The Illinois Times
Letters to the Editor
Bruce Rushton’s Oct. 5 article, “Check please,” which describes how aldermen lined up at Saputo’s to collect their checks from Labors Local 477 boss Brad Schaive, is a primer on how politics works in Springfield today. Absent were aldermen Fulgenzi, McMenamin and DiCenso.
I was going to let this pass, until the next morning, when, while listening to the radio, I heard Brad Schaive referred to alderman McMenamin as “Crazy Joe.” If Mr. Schaive is going to gutter down to Alinsky-ite tactics, then I do hope Alderman McMenamin feels free to respond to “Comrade Brad and his merry band of ethically challenged aldermen” at labor sponsored kickback parties.
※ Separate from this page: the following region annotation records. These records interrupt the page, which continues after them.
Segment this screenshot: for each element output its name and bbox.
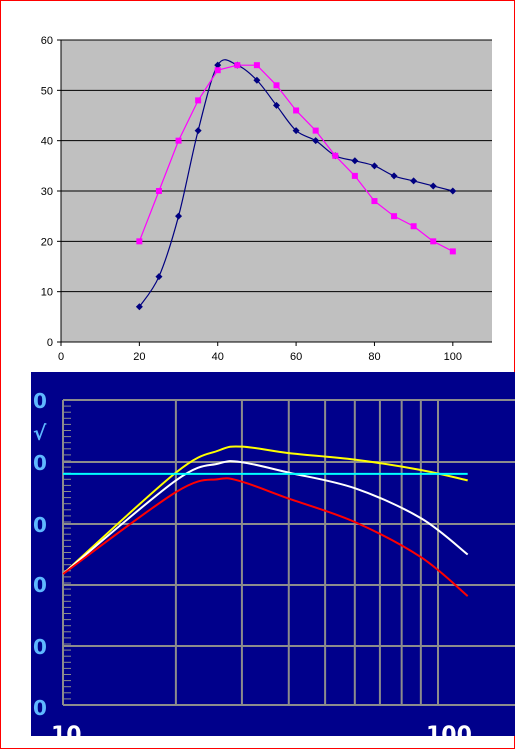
series-2-point — [371, 198, 378, 205]
y-tick-label: √ — [33, 421, 47, 445]
series-1-point — [253, 76, 261, 84]
series-1-point — [194, 127, 202, 135]
x-tick-label: 40 — [212, 351, 224, 363]
y-tick-label: 30 — [41, 186, 53, 198]
y-tick-label: 0 — [33, 635, 47, 659]
series-2-point — [136, 238, 143, 245]
series-1-point — [155, 273, 163, 281]
series-1-point — [410, 177, 418, 185]
y-tick-label: 0 — [33, 451, 47, 475]
x-tick-label: 80 — [368, 351, 380, 363]
series-1-point — [429, 182, 437, 190]
series-2-point — [253, 62, 260, 69]
x-tick-label: 60 — [290, 351, 302, 363]
x-tick-label: 10 — [51, 723, 82, 748]
series-1-point — [312, 137, 320, 145]
series-2-point — [351, 172, 358, 179]
series-1-point — [370, 162, 378, 170]
y-tick-label: 40 — [41, 136, 53, 148]
y-tick-label: 0 — [33, 513, 47, 537]
response-curve-1 — [62, 445, 468, 575]
series-1-point — [273, 101, 280, 109]
series-1-point — [214, 61, 222, 69]
y-tick-label: 20 — [41, 236, 53, 248]
y-tick-label: 0 — [33, 696, 47, 720]
y-tick-label: 10 — [41, 287, 53, 299]
y-tick-label: 50 — [41, 85, 53, 97]
plot-background — [31, 372, 515, 736]
series-2-point — [410, 223, 417, 230]
series-1-point — [175, 212, 183, 220]
series-1-point — [351, 157, 359, 165]
y-tick-label: 60 — [41, 35, 53, 47]
series-2-point — [214, 67, 221, 74]
response-curve-2 — [62, 460, 469, 575]
y-tick-label: 0 — [33, 389, 47, 413]
series-2-point — [312, 127, 319, 134]
series-1-point — [292, 127, 300, 135]
series-1-point — [135, 303, 143, 311]
line-chart-top: 0 10 20 30 40 50 60 0 20 40 60 80 100 — [41, 35, 492, 363]
series-2-point — [449, 248, 456, 255]
series-2-point — [175, 137, 182, 144]
series-2-point — [332, 152, 339, 159]
response-curve-4 — [62, 477, 469, 597]
series-2-point — [430, 238, 437, 245]
series-1-point — [390, 172, 398, 180]
x-tick-label: 100 — [444, 351, 462, 363]
x-tick-label: 0 — [58, 351, 64, 363]
x-tick-label: 100 — [426, 723, 472, 748]
series-2-point — [391, 213, 398, 220]
series-1-point — [449, 187, 457, 195]
series-2-point — [273, 82, 280, 89]
series-2-point — [195, 97, 202, 104]
series-2-point — [155, 188, 162, 194]
y-tick-label: 0 — [33, 573, 47, 597]
series-2-point — [234, 62, 241, 69]
series-2-point — [293, 107, 300, 114]
x-tick-label: 20 — [133, 351, 145, 363]
y-tick-label: 0 — [47, 337, 53, 349]
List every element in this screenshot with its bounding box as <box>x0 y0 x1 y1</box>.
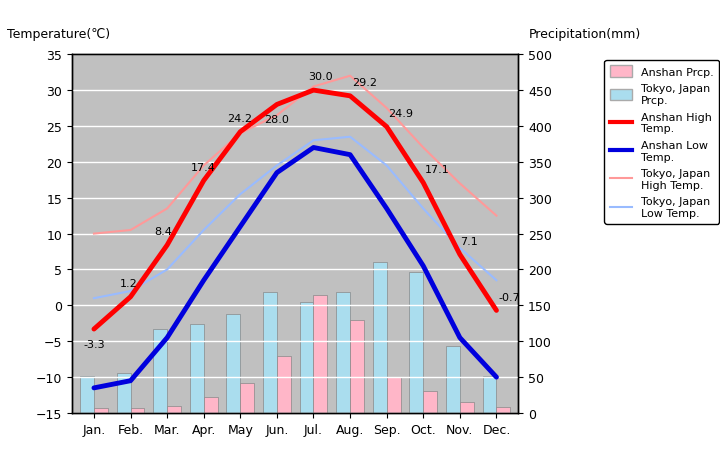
Bar <box>190 325 204 413</box>
Bar <box>80 376 94 413</box>
Bar <box>423 392 437 413</box>
Bar <box>117 373 130 413</box>
Bar <box>94 408 108 413</box>
Text: 28.0: 28.0 <box>264 115 289 125</box>
Text: Precipitation(mm): Precipitation(mm) <box>529 28 642 41</box>
Bar <box>167 406 181 413</box>
Bar <box>497 408 510 413</box>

The optics of this sort of thing just stinks, but then again, this is Springfield.
In the old days, if you were going to bribe a politician, you met him out on a secluded rural road or stopped by his office after work with an envelope stuffed with cash. But now you just throw a party and hand out the money to political poltroons lining up to get their envelope. Obviously, scraping, bowing and bootlicking are optional.
I admire Joe McMenamin for being overly concerned with the fiscal solvency of the city now that retail sales taxes are being impacted by factors such as online shopping. If questioning scratch-my-back and pork barrel expenditures of political leadership in collusion with labor makes you crazy, then there are many taxpayers and voters in the same boat with Joe. Alderman DiCenso seems to be doing a great job of constituency representation, which should get her in trouble with the good old boys.
Labor parties better enjoy their kickback parties, because if the Supreme Court rules against forced union membership and coerced agency fees in several cases before the court, future bribe parties will be able to be held in a phone booth.